Des citoyens se font voler leur N.A.S.

Ottawa — Environ 200 Canadiens ont été victimes d'un vol d'informations personnelles détenues par l'Agence canadienne des douanes et du revenu, a confirmé hier la ministre du Revenu, Elinor Caplan. La GRC fait actuellement enquête, mais le gouvernement est assez inquiet des retombées de cette affaire pour offrir, en cas de besoin, aux personnes concernées un nouveau numéro d'assurance sociale.

«Nous avons été informés l'automne dernier qu'il y aurait peut-être un problème. Notre unité d'enquête interne a revu nos quelque 30 millions de dossiers et, à la fin mars, nous avons fait appel à la GRC», a indiqué Mme Caplan, avant de préciser que «moins de 200 personnes» étaient touchées.

La ministre assure qu'aucune information fiscale ou financière n'a été subtilisée, mais elle reconnaît qu'il y a eu accès électronique non autorisé à des noms, adresses, dates de naissance et numéros d'assurance sociale. Or, c'est cette information qui peut permettre à quelqu'un de se forger une nouvelle identité pour obtenir, entre autres, une ou des cartes de crédit ou avoir accès à certains dossiers personnels détenus par d'autres organismes publics et privés.

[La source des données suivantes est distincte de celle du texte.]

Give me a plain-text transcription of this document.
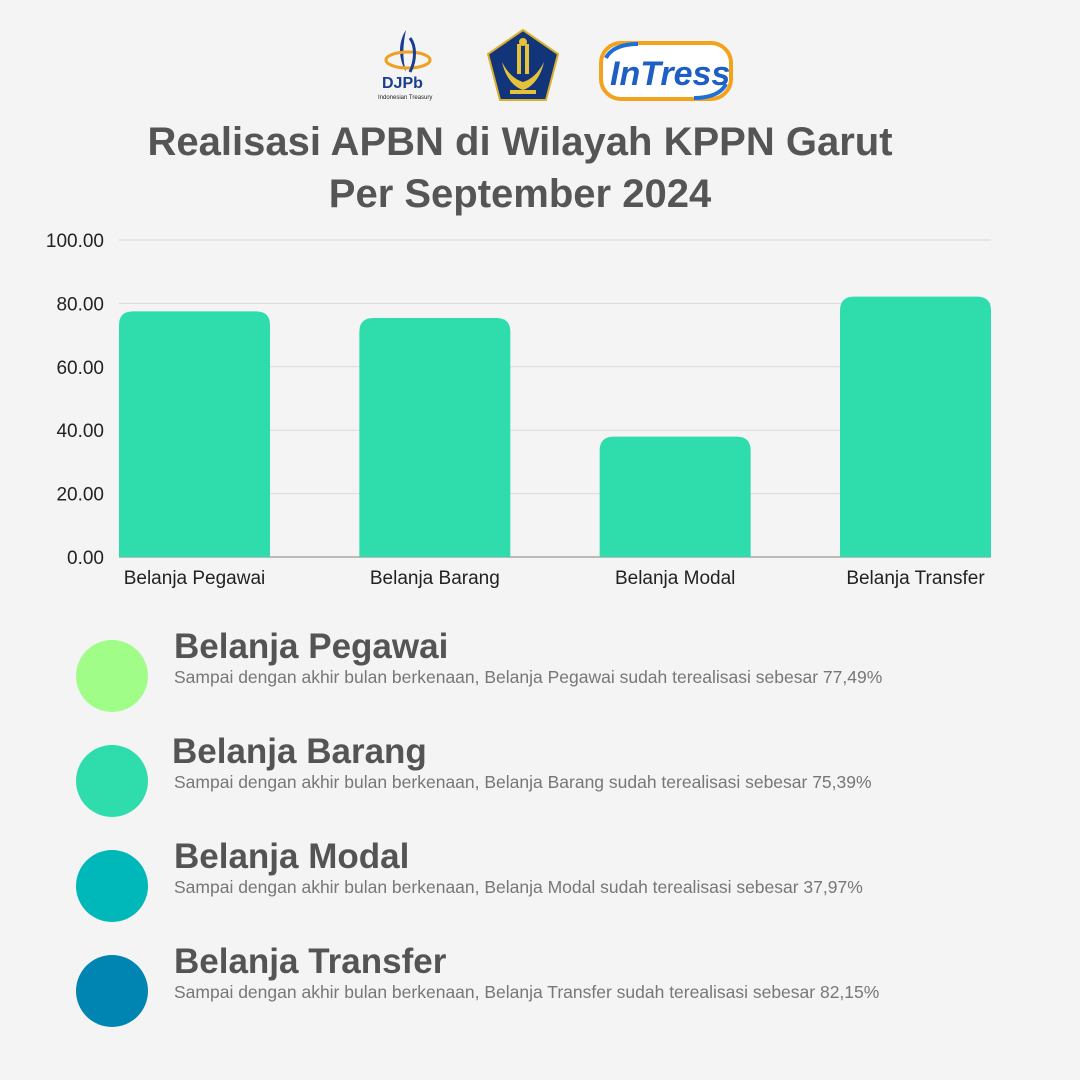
DJPb
Indonesian Treasury
InTress
Realisasi APBN di Wilayah KPPN Garut
Per September 2024
0.00
20.00
40.00
60.00
80.00
100.00
Belanja Pegawai	Belanja Barang	Belanja Modal	Belanja Transfer
Belanja Pegawai
Sampai dengan akhir bulan berkenaan, Belanja Pegawai sudah terealisasi sebesar 77,49%
Belanja Barang
Sampai dengan akhir bulan berkenaan, Belanja Barang sudah terealisasi sebesar 75,39%
Belanja Modal
Sampai dengan akhir bulan berkenaan, Belanja Modal sudah terealisasi sebesar 37,97%
Belanja Transfer
Sampai dengan akhir bulan berkenaan, Belanja Transfer sudah terealisasi sebesar 82,15%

Mme Caplan n'a pas nié que ce risque existait, mais a souligné que l'Agence s'employait à joindre toutes les personnes affectées. Ce processus devait se terminer hier. Il reviendra ensuite à chaque citoyen de vérifier qu'on n'a pas usurpé son identité. Si les victimes constatent un problème, le gouvernement fédéral pourrait aller jusqu'à leur émettre un nouveau numéro d'assurance sociale, a ajouté la ministre.

Elle n'a pas précisé cependant si son ministère viendrait en aide aux personnes forcées, à cause d'un changement de numéro d'assurance sociale, de remettre à jour leurs dossiers auprès de leur employeur, leurs institutions financières, de crédit et ainsi de suite.

De plus, sous prétexte de ne pas nuire à l'enquête de la GRC, elle n'a pas voulu dire si l'information avait été vendue à un tiers ou si l'employé soupçonné, qui ne travaille plus pour l'Agence, avait été congédié ou était parti de son propre chef. La police a toutefois obtenu un mandat au cours des derniers jours pour saisir l'ordinateur de l'employé.

L'Agence revoit ses systèmes de surveillance et de contrôle pour maintenir la confiance des citoyens, a dit la ministre. «Si des changements doivent ou peuvent être apportés, ils le seront», a-t-elle ajouté.

Au bureau du commissaire à la protection de la vie privée, George Radwanski, on ne pouvait offrir aucun commentaire hier, mais on disait examiner la question.